Where the claims stop
This is not a solved problem, and the authors do not pretend otherwise. After the full process, more than a third of TNM values are still missing — 35.7 percent is progress on 75.3, not a clean dataset. They are explicit that they offer no general remedy for data errors, and that staging in the real world is hard to reconstruct for clinical rather than clerical reasons: neoadjuvant treatment, surgical findings and multidisciplinary judgement can all leave the recorded stage genuinely ambiguous. Keyword rules tuned to one hospital's reporting style, in one language, carry no guarantee of travelling. And the study's endpoints are data completeness and a model metric — not a single patient outcome. A better-populated staging column is a precondition for trustworthy modelling; it is not evidence that anyone was treated better. That is the correct scope for a methods paper, and a reader should keep it there.
Why it matters here
When a predictive model disappoints, the reflex is to reach for a better model. This paper makes the patient, unglamorous case for looking first at the denominator — at how completely and correctly the decisive variables were ever recorded. The Korean specifics do not transfer, but the structural problem does. Any institution building on retrospective records, German tumour registries included for all their legal grounding, inherits the same gap between what a clinician wrote in a report and what a structured field actually holds. Getting the staging column right is not preparation for the analysis. On this evidence, it is most of the analysis.

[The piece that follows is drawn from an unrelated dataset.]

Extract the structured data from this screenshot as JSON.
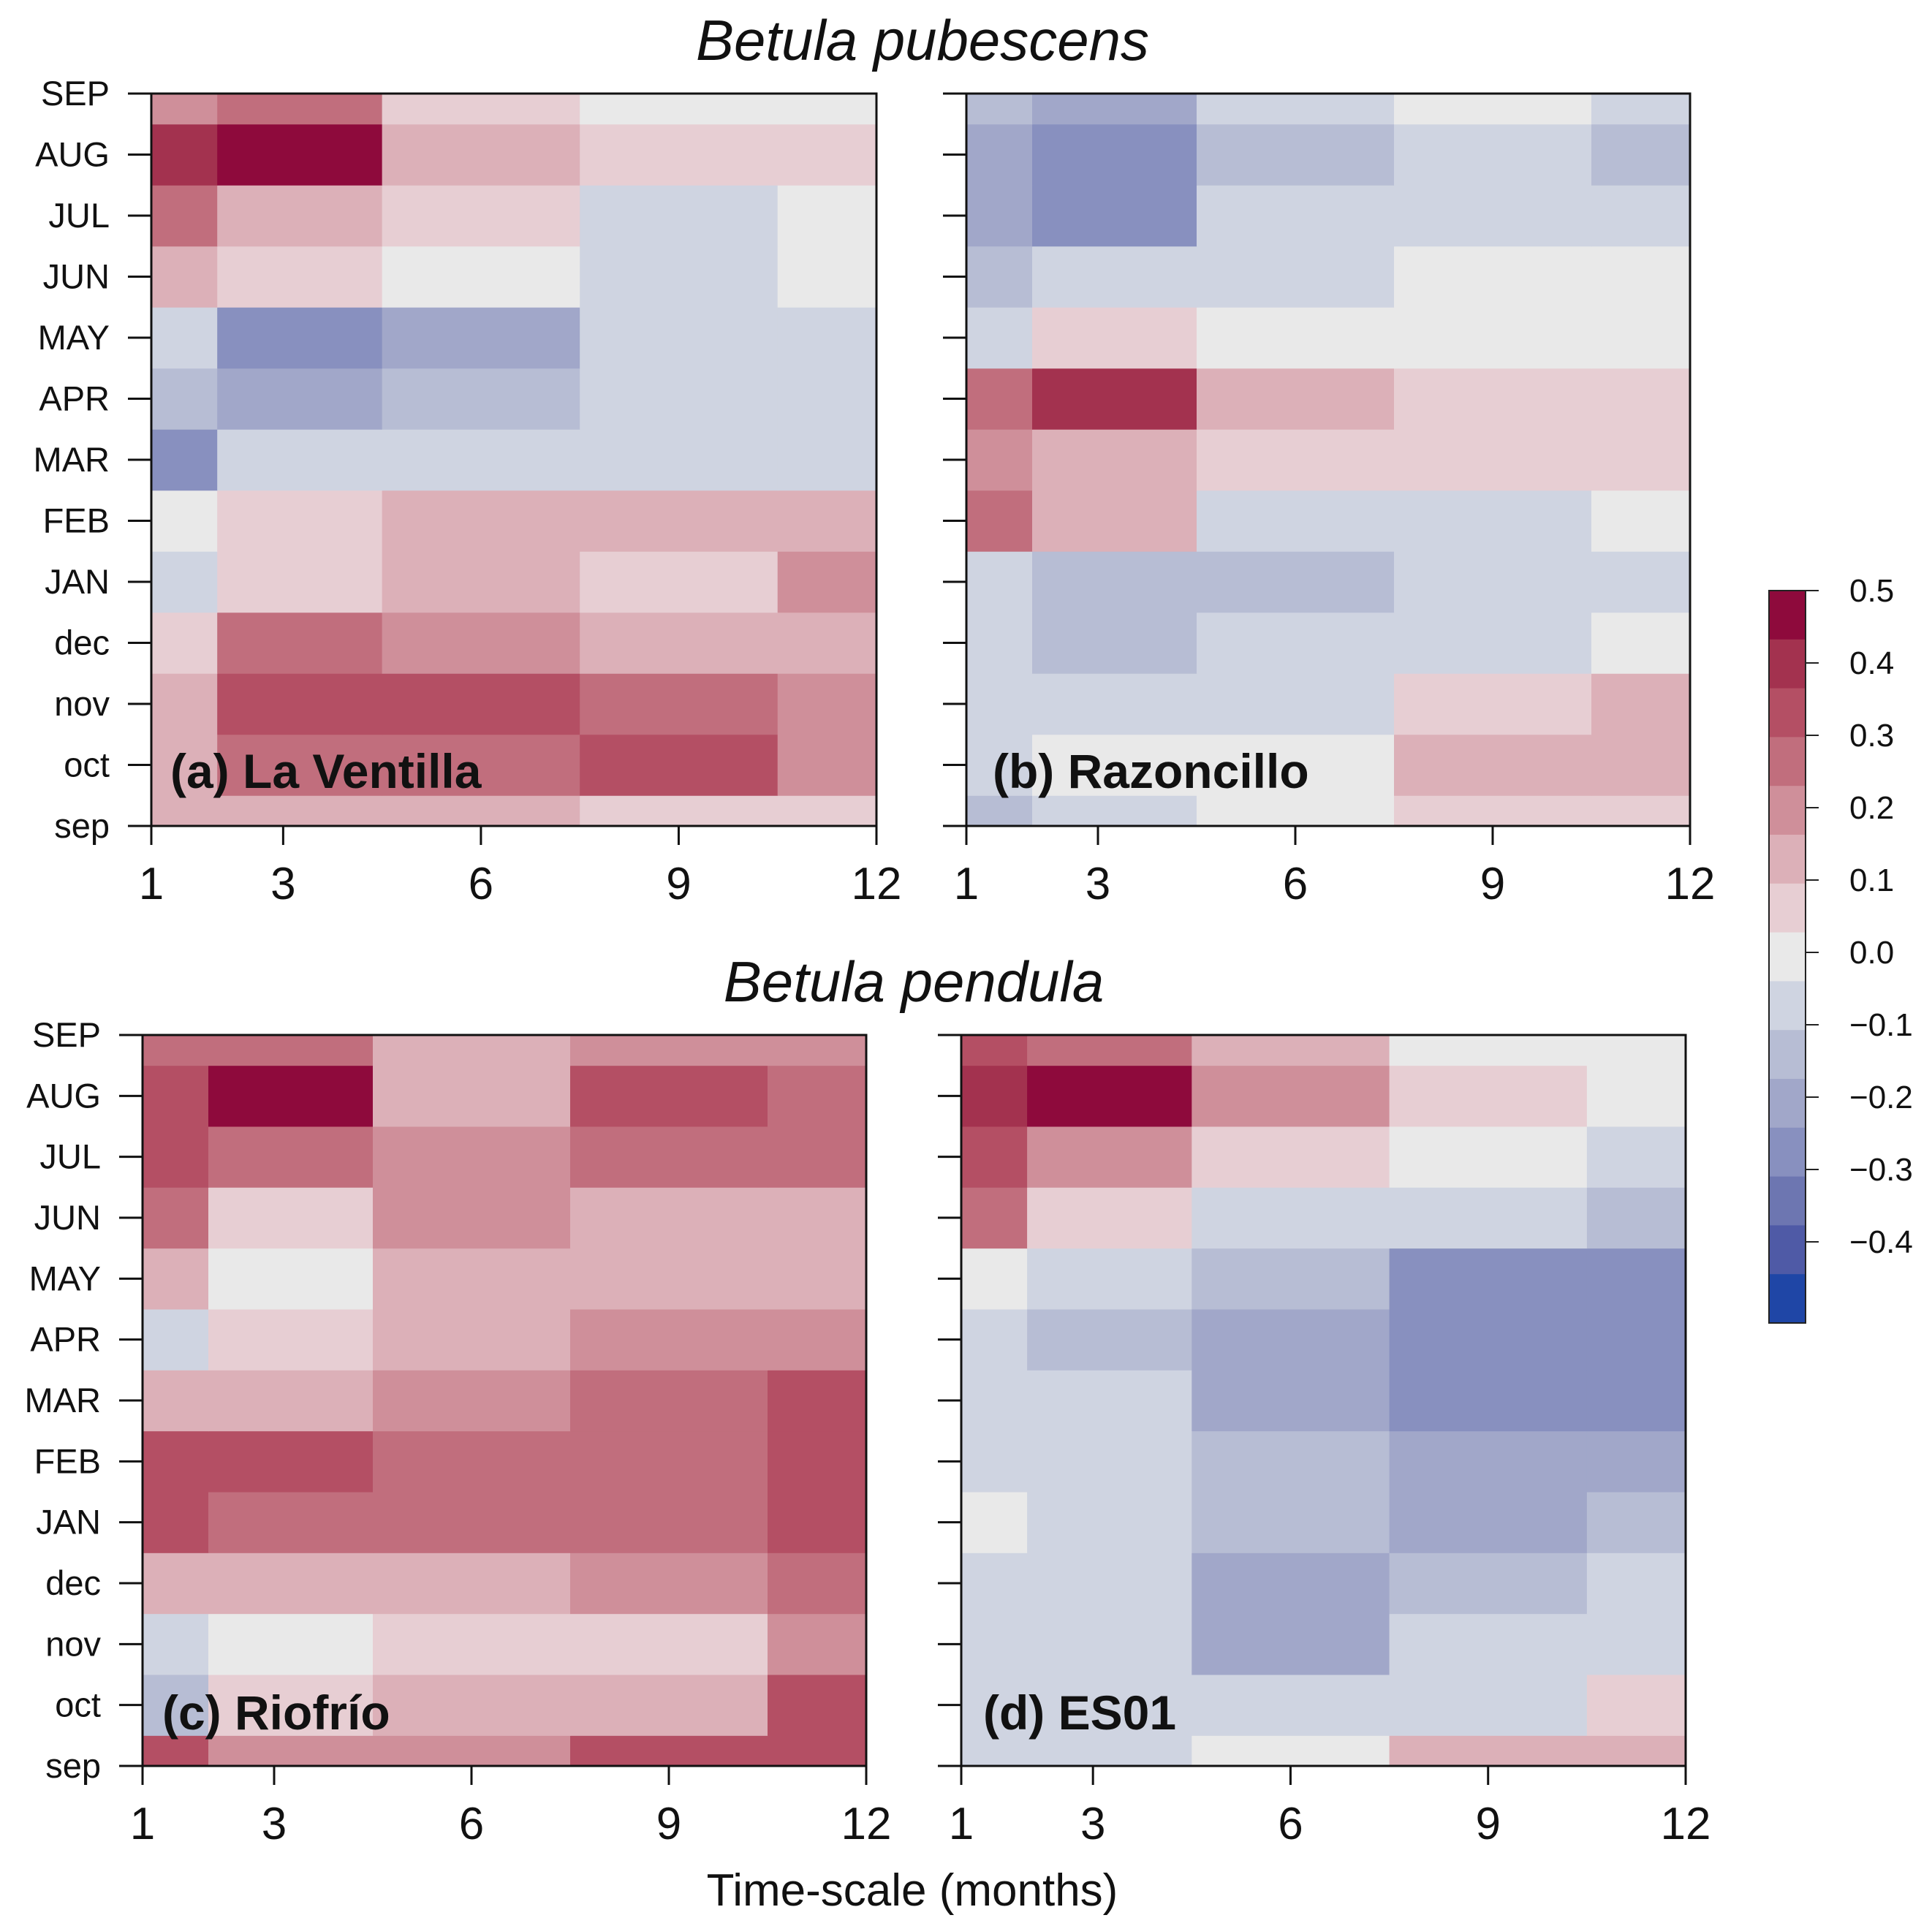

Source: Park N, Na K, Sunwoo W, Baek JH, Lee Y, Lee S, Woo H. Process for Quality Management of Electronic Medical Records-Based Data: Case Study Using Real Colorectal Cancer Data. JMIR Medical Informatics 2025;13:e73884. A single-centre, retrospective case study; its endpoints are data completeness and a prognostic-model metric, not patient outcomes, and more than a third of staging values remain missing after the process.